Up until now, the iMac was a basic all-in-one consumer computer, a descendant of the original 1984 compact Mac in terms of packaging. From the original Bondi blue model introduced in 1998, up till very recently, you didn’t buy an iMac to get state-of-the-art performance. Indeed, most of these products used mobile-class parts, essentially the same components Apple was using in its portables. This certainly helped keep the costs down, since Apple would simply buy more of the same parts, and it also made for lower power requirements and easy, flexible cooling.
While the iMac over the years became more powerful, you didn’t expect content creators or anyone requiring massive computing power to buy one, except perhaps as a home computer for the rest of the family. Or maybe to serve as a backup system.
However, Apple threw a monkey wrench into the process by delivering a 27-inch iMac with quad-core processors. Not a Xeon, but incorporating the latest tricks from Intel’s Nehalem processor family, including the ability to boost the speed of one core substantially when more number crunching power was needed, and the other cores weren’t being stressed. The Core i7 adds Hyper-Threading, which lets you run up to eight threads in parallel on a quad-core chip, said to deliver eight core performance under certain circumstances.
As you might expect, the benchmarks for the quad-core iMacs reveal performance levels that rival the Mac Pro.

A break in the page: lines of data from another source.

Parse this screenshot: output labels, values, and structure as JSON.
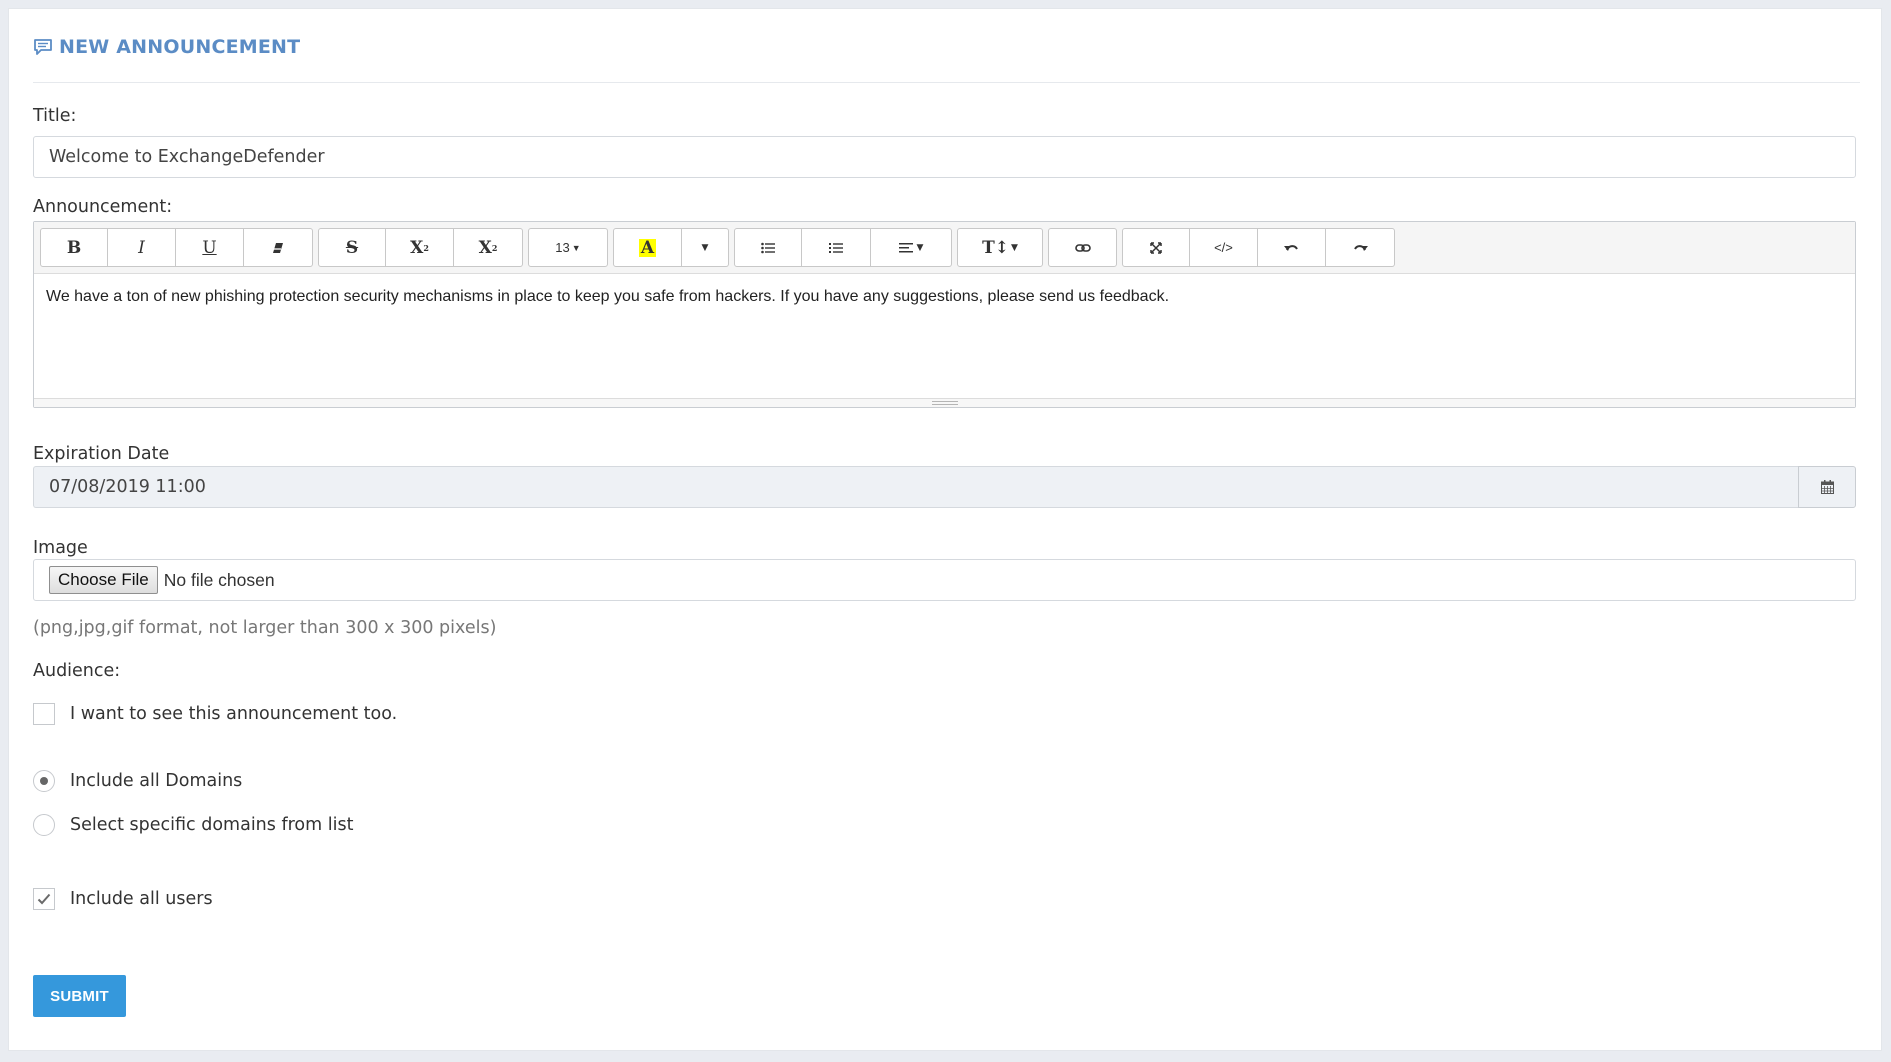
{
  "header": {
    "title": "NEW ANNOUNCEMENT",
    "icon": "comment-icon",
    "accent": "#5b8cc5"
  },
  "title_field": {
    "label": "Title:",
    "value": "Welcome to ExchangeDefender"
  },
  "announcement": {
    "label": "Announcement:",
    "toolbar": {
      "font_size": "13"
    },
    "body": "We have a ton of new phishing protection security mechanisms in place to keep you safe from hackers. If you have any suggestions, please send us feedback."
  },
  "expiration": {
    "label": "Expiration Date",
    "value": "07/08/2019 11:00",
    "icon": "calendar-icon"
  },
  "image": {
    "label": "Image",
    "button_label": "Choose File",
    "status": "No file chosen",
    "help": "(png,jpg,gif format, not larger than 300 x 300 pixels)"
  },
  "audience": {
    "label": "Audience:",
    "see_too": {
      "label": "I want to see this announcement too.",
      "checked": false
    },
    "all_domains": {
      "label": "Include all Domains",
      "selected": true
    },
    "specific_domains": {
      "label": "Select specific domains from list",
      "selected": false
    },
    "all_users": {
      "label": "Include all users",
      "checked": true
    }
  },
  "submit": {
    "label": "SUBMIT",
    "color": "#3598dc"
  }
}
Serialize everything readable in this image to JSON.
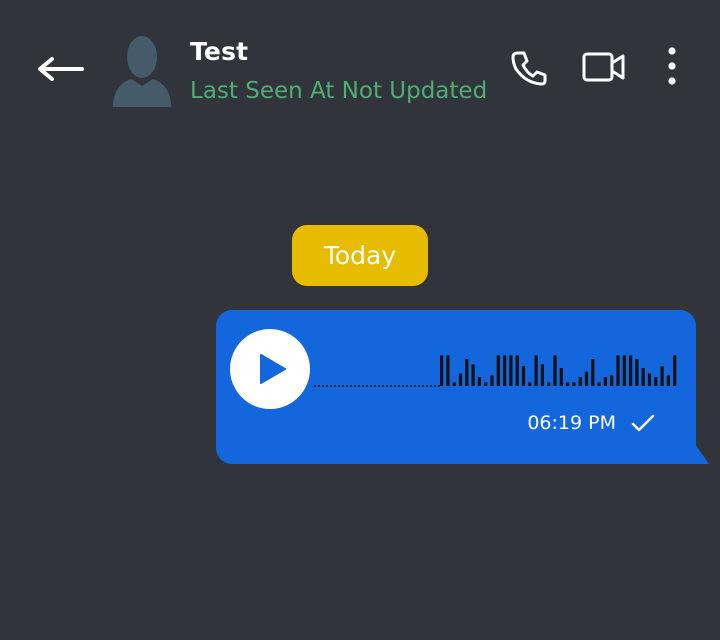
{
  "header": {
    "contact_name": "Test",
    "status": "Last Seen At Not Updated",
    "status_color": "#4fae72",
    "back_icon": "back-arrow-icon",
    "avatar_icon": "default-avatar-icon",
    "actions": [
      "phone-icon",
      "video-camera-icon",
      "more-vert-icon"
    ]
  },
  "chat": {
    "date_label": "Today",
    "date_chip_color": "#e7bb00",
    "messages": [
      {
        "type": "voice",
        "direction": "outgoing",
        "time": "06:19 PM",
        "status_icon": "single-check-icon",
        "bubble_color": "#1466dc",
        "waveform": [
          0.85,
          0.85,
          0.1,
          0.35,
          0.75,
          0.6,
          0.25,
          0.1,
          0.3,
          0.85,
          0.85,
          0.85,
          0.85,
          0.55,
          0.1,
          0.85,
          0.6,
          0.1,
          0.85,
          0.5,
          0.1,
          0.1,
          0.25,
          0.4,
          0.75,
          0.1,
          0.25,
          0.3,
          0.85,
          0.85,
          0.85,
          0.75,
          0.5,
          0.35,
          0.25,
          0.55,
          0.3,
          0.85
        ]
      }
    ]
  },
  "colors": {
    "background": "#31343b",
    "waveform": "#111111"
  }
}
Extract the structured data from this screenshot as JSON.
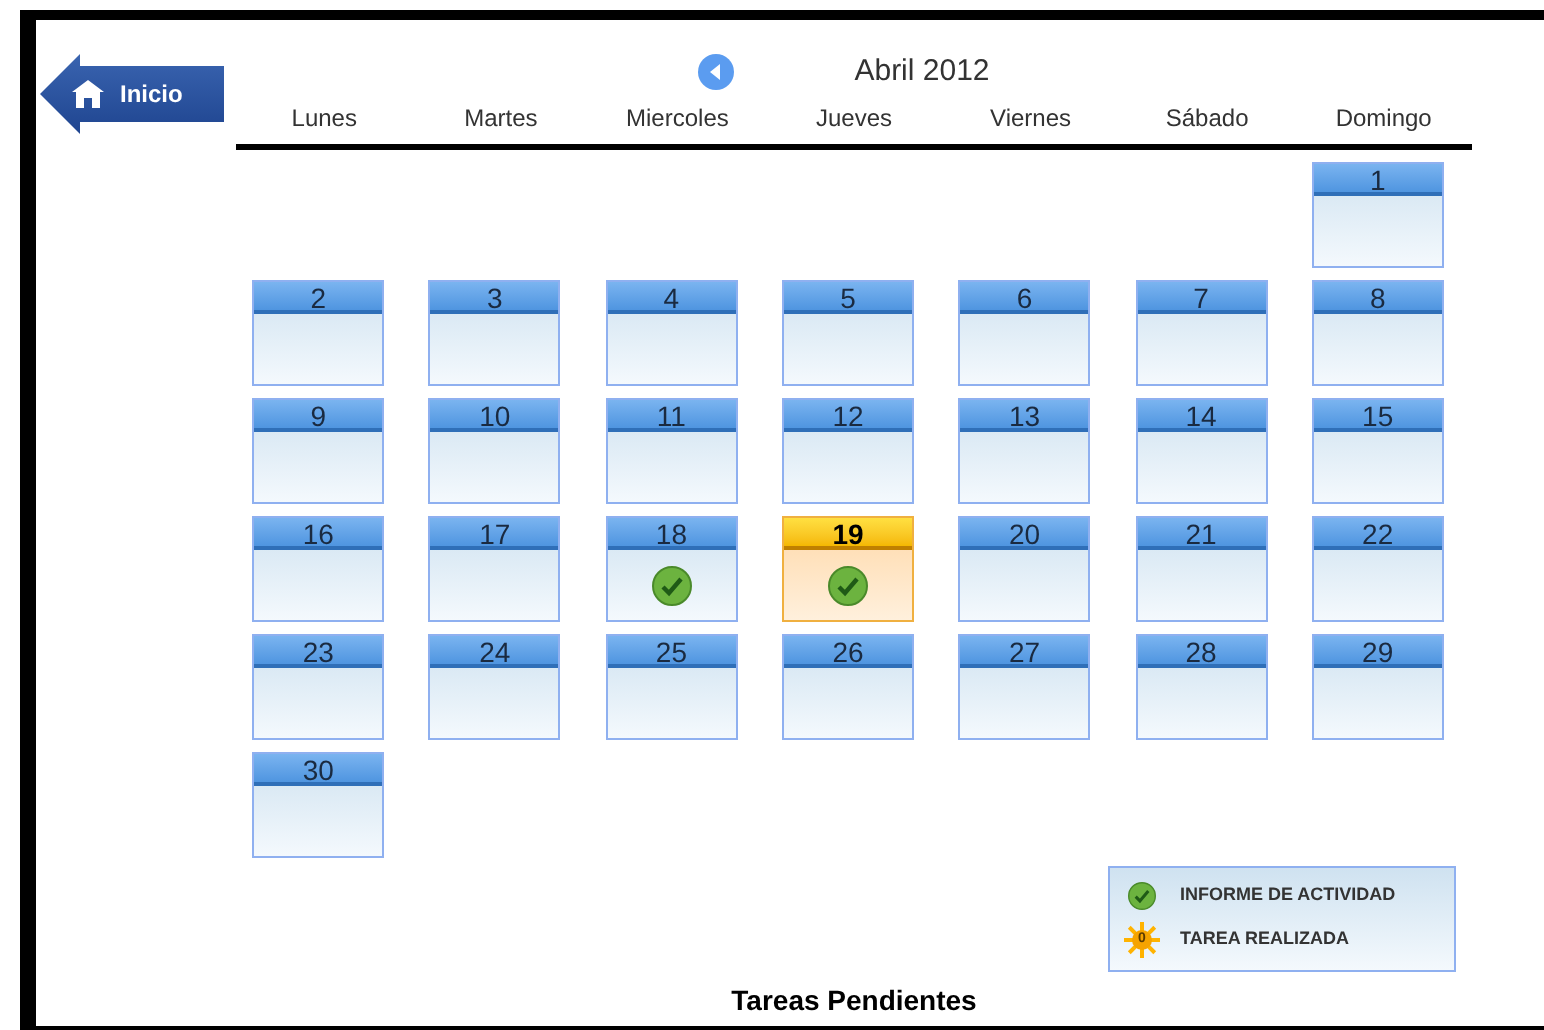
{
  "home_button": {
    "label": "Inicio"
  },
  "calendar": {
    "title": "Abril 2012",
    "weekdays": [
      "Lunes",
      "Martes",
      "Miercoles",
      "Jueves",
      "Viernes",
      "Sábado",
      "Domingo"
    ],
    "weeks": [
      [
        {
          "kind": "empty"
        },
        {
          "kind": "empty"
        },
        {
          "kind": "empty"
        },
        {
          "kind": "empty"
        },
        {
          "kind": "empty"
        },
        {
          "kind": "empty"
        },
        {
          "kind": "day",
          "label": "1",
          "today": false,
          "activity": false
        }
      ],
      [
        {
          "kind": "day",
          "label": "2",
          "today": false,
          "activity": false
        },
        {
          "kind": "day",
          "label": "3",
          "today": false,
          "activity": false
        },
        {
          "kind": "day",
          "label": "4",
          "today": false,
          "activity": false
        },
        {
          "kind": "day",
          "label": "5",
          "today": false,
          "activity": false
        },
        {
          "kind": "day",
          "label": "6",
          "today": false,
          "activity": false
        },
        {
          "kind": "day",
          "label": "7",
          "today": false,
          "activity": false
        },
        {
          "kind": "day",
          "label": "8",
          "today": false,
          "activity": false
        }
      ],
      [
        {
          "kind": "day",
          "label": "9",
          "today": false,
          "activity": false
        },
        {
          "kind": "day",
          "label": "10",
          "today": false,
          "activity": false
        },
        {
          "kind": "day",
          "label": "11",
          "today": false,
          "activity": false
        },
        {
          "kind": "day",
          "label": "12",
          "today": false,
          "activity": false
        },
        {
          "kind": "day",
          "label": "13",
          "today": false,
          "activity": false
        },
        {
          "kind": "day",
          "label": "14",
          "today": false,
          "activity": false
        },
        {
          "kind": "day",
          "label": "15",
          "today": false,
          "activity": false
        }
      ],
      [
        {
          "kind": "day",
          "label": "16",
          "today": false,
          "activity": false
        },
        {
          "kind": "day",
          "label": "17",
          "today": false,
          "activity": false
        },
        {
          "kind": "day",
          "label": "18",
          "today": false,
          "activity": true
        },
        {
          "kind": "day",
          "label": "19",
          "today": true,
          "activity": true
        },
        {
          "kind": "day",
          "label": "20",
          "today": false,
          "activity": false
        },
        {
          "kind": "day",
          "label": "21",
          "today": false,
          "activity": false
        },
        {
          "kind": "day",
          "label": "22",
          "today": false,
          "activity": false
        }
      ],
      [
        {
          "kind": "day",
          "label": "23",
          "today": false,
          "activity": false
        },
        {
          "kind": "day",
          "label": "24",
          "today": false,
          "activity": false
        },
        {
          "kind": "day",
          "label": "25",
          "today": false,
          "activity": false
        },
        {
          "kind": "day",
          "label": "26",
          "today": false,
          "activity": false
        },
        {
          "kind": "day",
          "label": "27",
          "today": false,
          "activity": false
        },
        {
          "kind": "day",
          "label": "28",
          "today": false,
          "activity": false
        },
        {
          "kind": "day",
          "label": "29",
          "today": false,
          "activity": false
        }
      ],
      [
        {
          "kind": "day",
          "label": "30",
          "today": false,
          "activity": false
        }
      ]
    ]
  },
  "legend": [
    {
      "kind": "check",
      "label": "INFORME DE ACTIVIDAD"
    },
    {
      "kind": "sun",
      "badge": "0",
      "label": "TAREA REALIZADA"
    }
  ],
  "footer": {
    "title": "Tareas Pendientes"
  }
}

Since most of the applications Mac users are apt to use, even under Snow Leopard, don’t really stress multiple cores anyway, how many of them really need to spend all that extra cash on a Mac Pro?
Preliminary retail sales reports show that hundreds of thousands of iMacs reached the homes and offices of customers since October. Even though the potential sales impact was likely blunted somewhat because of the delays in delivering the 27-inch models, evidently enough of them are out there to count significantly towards Apple’s total sales figures for the current quarter.
Now I don’t know where the final numbers might lie. That won’t be known until January. Even though Apple doesn’t traditionally break down unit sales beyond the basic desktop and note-book categories, any huge jump in desktop sales can likely be attributed to the iMac. The Mac Pro only accounts for a small part of the sales picture, although the Mac mini appears to continue to do surprisingly well, more so now that there’s a special Server version for small businesses and educational institutions.
As the owner of a 27-inch iMac with the optional Core i7 CPU, I can tell you that it is every bit as fast if not faster in any respect I can measure compared to the Early 2008 Mac Pro that it replaced. Moving the 27-inch screen somewhat closer on my desktop results in a perceived size very close to that of the 30-inch display that was connected to its predecessor.
Yes, I know some of you are upset that Apple doesn’t offer a non-glossy screen. I tend to think they are catering to the 98 percentile here. If a reasonable demand existed, you’d have another option, just as you do with the MacBook Pro.
In 2010, all eyes will be focused on the expected arrival of a tablet computer, which will, of course, be another portable device. But Apple has demonstrated that there’s a whole lot of life left in desktops, and you can expect even further refinements to the iMac, although the chances for any all-new desktop form factors are slim to none.